At a symposium in Tokyo on Sunday, 12 people between the ages of 17 and 25 from a dozen different countries exchanged views about their cultures and the things they experienced during a one-month stay in Japan.

The symposium was the final event of the 2012 Nihongo Summit (Japanese language summit), which brought young Japanese-language students from overseas to learn about and experience the country first-hand.

The young envoys arrived in early July and traveled to Oita and Miyazaki prefectures in Kyushu, where they held symposiums and engaged in home stays to learn about the Japanese lifestyle and indulged in sightseeing.
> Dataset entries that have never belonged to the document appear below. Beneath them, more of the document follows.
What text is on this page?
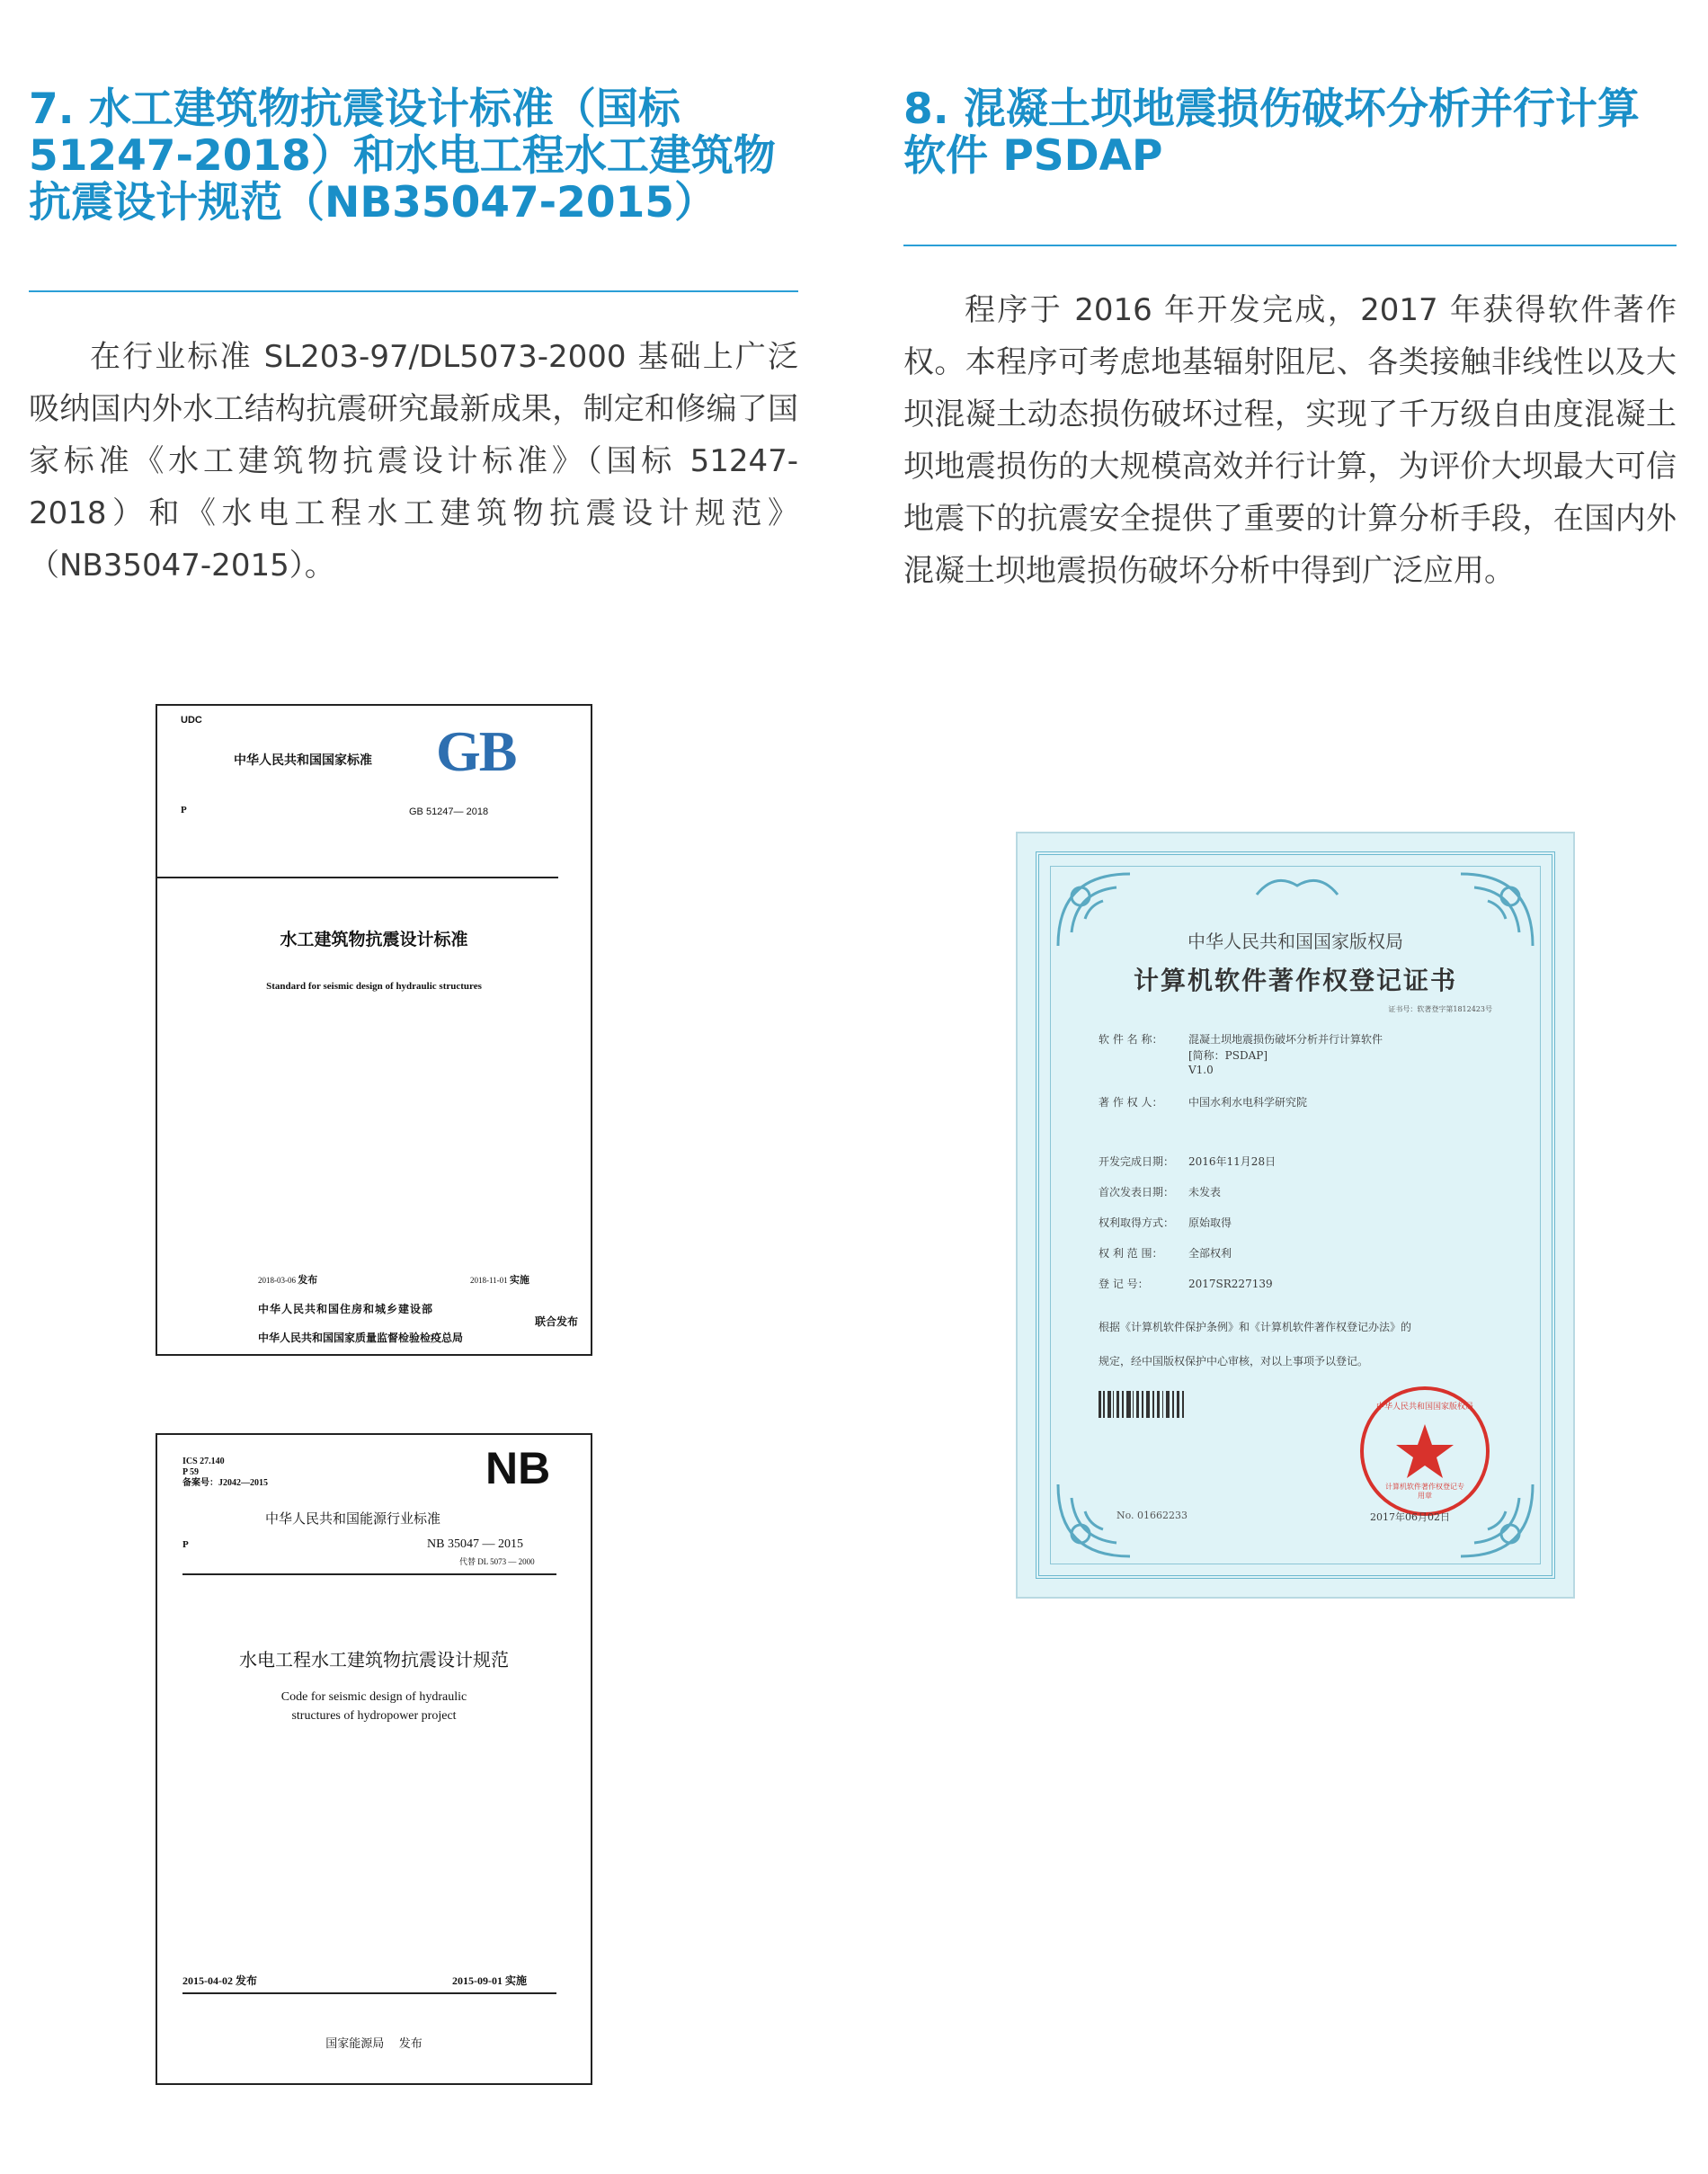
7. 水工建筑物抗震设计标准（国标 51247-2018）和水电工程水工建筑物抗震设计规范（NB35047-2015）

在行业标准 SL203-97/DL5073-2000 基础上广泛吸纳国内外水工结构抗震研究最新成果，制定和修编了国家标准《水工建筑物抗震设计标准》（国标 51247-2018）和《水电工程水工建筑物抗震设计规范》（NB35047-2015）。

8. 混凝土坝地震损伤破坏分析并行计算软件 PSDAP

程序于 2016 年开发完成，2017 年获得软件著作权。本程序可考虑地基辐射阻尼、各类接触非线性以及大坝混凝土动态损伤破坏过程，实现了千万级自由度混凝土坝地震损伤的大规模高效并行计算，为评价大坝最大可信地震下的抗震安全提供了重要的计算分析手段，在国内外混凝土坝地震损伤破坏分析中得到广泛应用。

UDC
中华人民共和国国家标准 GB
P	GB 51247— 2018
水工建筑物抗震设计标准
Standard for seismic design of hydraulic structures
2018-03-06 发布	2018-11-01 实施
中华人民共和国住房和城乡建设部
中华人民共和国国家质量监督检验检疫总局
联合发布
ICS 27.140
P 59
备案号：J2042—2015	NB
中华人民共和国能源行业标准
P	NB 35047 — 2015
代替 DL 5073 — 2000
水电工程水工建筑物抗震设计规范
Code for seismic design of hydraulic
structures of hydropower project
2015-04-02 发布	2015-09-01 实施
国家能源局    发布
中华人民共和国国家版权局
计算机软件著作权登记证书
证书号：软著登字第1812423号
软 件 名 称： 混凝土坝地震损伤破坏分析并行计算软件
[简称：PSDAP]
V1.0
著 作 权 人： 中国水利水电科学研究院
开发完成日期： 2016年11月28日
首次发表日期： 未发表
权利取得方式： 原始取得
权 利 范 围： 全部权利
登 记 号：	2017SR227139
根据《计算机软件保护条例》和《计算机软件著作权登记办法》的
规定，经中国版权保护中心审核，对以上事项予以登记。
中华人民共和国国家版权局
计算机软件著作权登记专用章
No. 01662233	2017年06月02日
The nonprofit organization Japan Return Program has organized the annual Nihongo Summit since 1999 to help youths overseas who want to use the language for their careers.

Among the sponsors were the Foreign Ministry and the Agency for Cultural Affairs, as well as The Japan Times and Nifco Inc.

During Sunday’s symposium, youths from Cambodia, the Czech Republic, Bolivia, Jordan, South Korea, Brazil, Sri Lanka, China, Kazakhstan, Singapore, Serbia and Paraguay made short introductory speeches in Japanese about themselves.

The program was followed by a panel discussion moderated by well-known freelance journalist Akira Ikegami. During the discussion, the panelists shared their views on various issues about their time here and events in their home countries. It even touched on current social issues, such as bullying.

Amid torrential rain in Kyushu, Jordanian Mousa Mahmoud Abedalaziz Abuhayyeh, 17, said he enjoyed the precipitation because it rarely rains in his home country.

Cambodian Sesil Bou, 18, said she had no particular feelings about the wet weather as her country usually gets lots of rain.

In a discussion about historical issues between Japan and other countries, Yin Xinxin, 25, from China, talked about the time he watched a war movie at school. After viewing it, a majority of his classmates had hostile feelings about Japan, which invaded China during World War II. He, however, didn’t share their feelings.

In a discussion on identity, Park Ju Hee, 17, who lived in Japan until she was 8 but who now lives in South Korea, said she never faced any prejudice during her childhood but was teased upon her return about her connections with Japan, which brutally annexed the Korean Peninsula in 1910.